А звон ему так и не встретился: наверное, унёс ночной ветер.
VII
Внезапный голод отвлёк его от перепутицы планов - пища в кладовке закончилась, а громадные винные бочки, в открытом прошлой ночью подвале оказались сухими, словно исчезнувшие моря - огромными деревянными гиппопотамами покачивались они в холодной грязной воде, тукаясь друг о друга боками. Не долго думая, он поднялся в верхние комнаты и взялся за поиски, обнаруживая кресла под рухнувшими гардинами, и обрывки гардин под опрокинутыми креслами. В комнате, где на ковре был вышит рыбный ужин с ослепительными свечами и высокими бокалами белых вин, он нашёл нетронутую временем удочку и миниатюрную лопатке со стёршимся вензелем на рукояти и чуть не лопнул от гордости за свою собственную находчивость.

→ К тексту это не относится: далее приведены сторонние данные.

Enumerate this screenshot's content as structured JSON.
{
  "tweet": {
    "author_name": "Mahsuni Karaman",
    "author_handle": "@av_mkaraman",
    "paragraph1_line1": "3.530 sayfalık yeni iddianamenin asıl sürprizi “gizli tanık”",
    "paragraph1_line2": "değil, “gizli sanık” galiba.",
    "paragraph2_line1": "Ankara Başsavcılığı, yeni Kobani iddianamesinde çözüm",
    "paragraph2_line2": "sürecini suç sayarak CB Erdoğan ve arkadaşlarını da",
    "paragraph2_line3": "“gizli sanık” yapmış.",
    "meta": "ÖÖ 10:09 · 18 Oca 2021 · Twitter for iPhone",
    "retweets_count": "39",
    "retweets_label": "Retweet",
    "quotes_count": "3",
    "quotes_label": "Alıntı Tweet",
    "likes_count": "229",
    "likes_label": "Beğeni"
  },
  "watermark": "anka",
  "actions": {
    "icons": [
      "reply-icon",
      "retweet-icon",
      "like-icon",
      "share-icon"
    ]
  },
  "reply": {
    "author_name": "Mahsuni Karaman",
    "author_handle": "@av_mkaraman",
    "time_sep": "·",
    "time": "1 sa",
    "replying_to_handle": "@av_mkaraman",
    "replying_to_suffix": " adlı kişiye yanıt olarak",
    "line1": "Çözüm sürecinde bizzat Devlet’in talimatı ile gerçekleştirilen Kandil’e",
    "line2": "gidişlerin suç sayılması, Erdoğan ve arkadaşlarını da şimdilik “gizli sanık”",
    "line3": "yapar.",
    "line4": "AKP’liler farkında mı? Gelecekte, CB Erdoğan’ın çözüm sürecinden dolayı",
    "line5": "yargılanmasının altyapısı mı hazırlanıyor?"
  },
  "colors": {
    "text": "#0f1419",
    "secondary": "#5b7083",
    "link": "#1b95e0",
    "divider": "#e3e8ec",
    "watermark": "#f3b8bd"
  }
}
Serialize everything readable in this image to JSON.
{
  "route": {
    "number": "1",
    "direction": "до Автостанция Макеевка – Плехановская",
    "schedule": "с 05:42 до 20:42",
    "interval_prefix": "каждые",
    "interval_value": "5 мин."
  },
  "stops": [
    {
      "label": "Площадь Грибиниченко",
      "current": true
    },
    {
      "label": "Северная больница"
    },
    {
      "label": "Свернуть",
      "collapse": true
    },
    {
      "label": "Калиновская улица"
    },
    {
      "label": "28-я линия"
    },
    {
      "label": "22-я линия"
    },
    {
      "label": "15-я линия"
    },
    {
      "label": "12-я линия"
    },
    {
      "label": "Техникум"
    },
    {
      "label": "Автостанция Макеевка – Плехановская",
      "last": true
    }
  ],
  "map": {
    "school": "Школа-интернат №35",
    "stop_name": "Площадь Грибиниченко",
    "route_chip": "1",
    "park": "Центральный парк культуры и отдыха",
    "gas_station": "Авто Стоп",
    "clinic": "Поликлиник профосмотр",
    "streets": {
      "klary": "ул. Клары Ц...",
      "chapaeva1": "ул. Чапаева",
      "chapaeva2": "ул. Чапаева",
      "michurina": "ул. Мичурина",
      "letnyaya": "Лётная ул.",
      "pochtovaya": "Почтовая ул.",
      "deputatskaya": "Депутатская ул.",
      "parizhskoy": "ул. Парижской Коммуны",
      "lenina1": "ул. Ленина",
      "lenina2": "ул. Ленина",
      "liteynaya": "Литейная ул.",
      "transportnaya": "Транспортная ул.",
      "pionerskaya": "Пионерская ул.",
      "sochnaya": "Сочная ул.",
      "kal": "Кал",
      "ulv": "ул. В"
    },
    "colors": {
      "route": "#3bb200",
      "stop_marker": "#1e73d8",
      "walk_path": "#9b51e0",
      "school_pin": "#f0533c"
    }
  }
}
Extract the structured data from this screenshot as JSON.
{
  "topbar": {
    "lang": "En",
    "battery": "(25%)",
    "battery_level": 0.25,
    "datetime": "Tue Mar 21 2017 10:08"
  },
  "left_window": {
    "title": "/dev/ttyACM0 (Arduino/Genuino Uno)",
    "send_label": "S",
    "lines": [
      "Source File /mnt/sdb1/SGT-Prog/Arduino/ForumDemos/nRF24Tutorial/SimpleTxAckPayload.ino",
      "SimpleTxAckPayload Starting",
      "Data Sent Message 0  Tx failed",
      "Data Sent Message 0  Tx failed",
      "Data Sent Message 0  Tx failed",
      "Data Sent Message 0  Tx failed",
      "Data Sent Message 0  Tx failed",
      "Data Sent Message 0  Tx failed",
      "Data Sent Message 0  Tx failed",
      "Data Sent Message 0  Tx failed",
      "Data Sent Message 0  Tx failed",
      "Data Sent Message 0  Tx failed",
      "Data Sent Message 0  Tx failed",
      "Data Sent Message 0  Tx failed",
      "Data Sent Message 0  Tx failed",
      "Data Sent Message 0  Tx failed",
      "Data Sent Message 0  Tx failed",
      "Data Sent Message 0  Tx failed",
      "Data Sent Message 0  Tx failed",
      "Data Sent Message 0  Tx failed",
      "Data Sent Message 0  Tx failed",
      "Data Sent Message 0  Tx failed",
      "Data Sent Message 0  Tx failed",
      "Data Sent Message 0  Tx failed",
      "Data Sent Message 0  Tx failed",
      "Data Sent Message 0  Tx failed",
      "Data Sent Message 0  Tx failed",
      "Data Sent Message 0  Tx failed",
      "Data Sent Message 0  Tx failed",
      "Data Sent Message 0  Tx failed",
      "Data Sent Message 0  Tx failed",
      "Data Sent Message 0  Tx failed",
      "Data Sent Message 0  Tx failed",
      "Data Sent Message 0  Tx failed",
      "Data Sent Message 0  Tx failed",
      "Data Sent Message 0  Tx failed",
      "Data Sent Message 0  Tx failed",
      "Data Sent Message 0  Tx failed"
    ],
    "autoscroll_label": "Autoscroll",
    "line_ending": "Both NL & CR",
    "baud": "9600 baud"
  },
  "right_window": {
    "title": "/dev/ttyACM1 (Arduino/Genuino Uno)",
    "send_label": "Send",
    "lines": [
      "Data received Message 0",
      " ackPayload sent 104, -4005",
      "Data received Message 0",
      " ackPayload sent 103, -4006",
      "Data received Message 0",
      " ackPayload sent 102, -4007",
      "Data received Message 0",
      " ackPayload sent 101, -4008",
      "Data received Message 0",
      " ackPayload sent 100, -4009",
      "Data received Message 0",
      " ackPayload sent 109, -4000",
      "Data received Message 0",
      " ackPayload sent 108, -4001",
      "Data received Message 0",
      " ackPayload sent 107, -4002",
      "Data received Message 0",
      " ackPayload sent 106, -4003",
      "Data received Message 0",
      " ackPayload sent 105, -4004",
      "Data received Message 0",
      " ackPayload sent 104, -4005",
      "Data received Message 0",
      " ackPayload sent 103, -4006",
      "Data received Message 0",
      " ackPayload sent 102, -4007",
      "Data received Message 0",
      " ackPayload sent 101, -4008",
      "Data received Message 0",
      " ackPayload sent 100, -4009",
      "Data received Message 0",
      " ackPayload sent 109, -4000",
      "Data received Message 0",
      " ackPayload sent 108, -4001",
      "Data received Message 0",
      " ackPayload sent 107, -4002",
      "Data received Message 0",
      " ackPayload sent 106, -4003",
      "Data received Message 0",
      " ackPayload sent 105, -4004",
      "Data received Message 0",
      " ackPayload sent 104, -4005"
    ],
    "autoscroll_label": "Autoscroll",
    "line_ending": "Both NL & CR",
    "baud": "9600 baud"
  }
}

Черви в саду водились знатные: огромные и алые, они могли бы украсить вместо шнурков камзол иного франта из прошлого века, а сгибались и разгибались с грацией пружин в новеньком часовом механизме. Спустя полчаса Авенамчи, уже растерявший все мысли о мрачном, грохотал с ведром к старому причалу, ошеломлённый количеством солнца, роскошью зелени и особенно зарослями по левую и правую сторону, которые вполне могли заглянуть ему через плечо. Напоенные рекой, травы словно взбесились и вымахивали, как камыши, а немного дальше, в подтопленных заводях, и вовсе поднимались выше человеческого роста, напоминая неубранную пшеницу.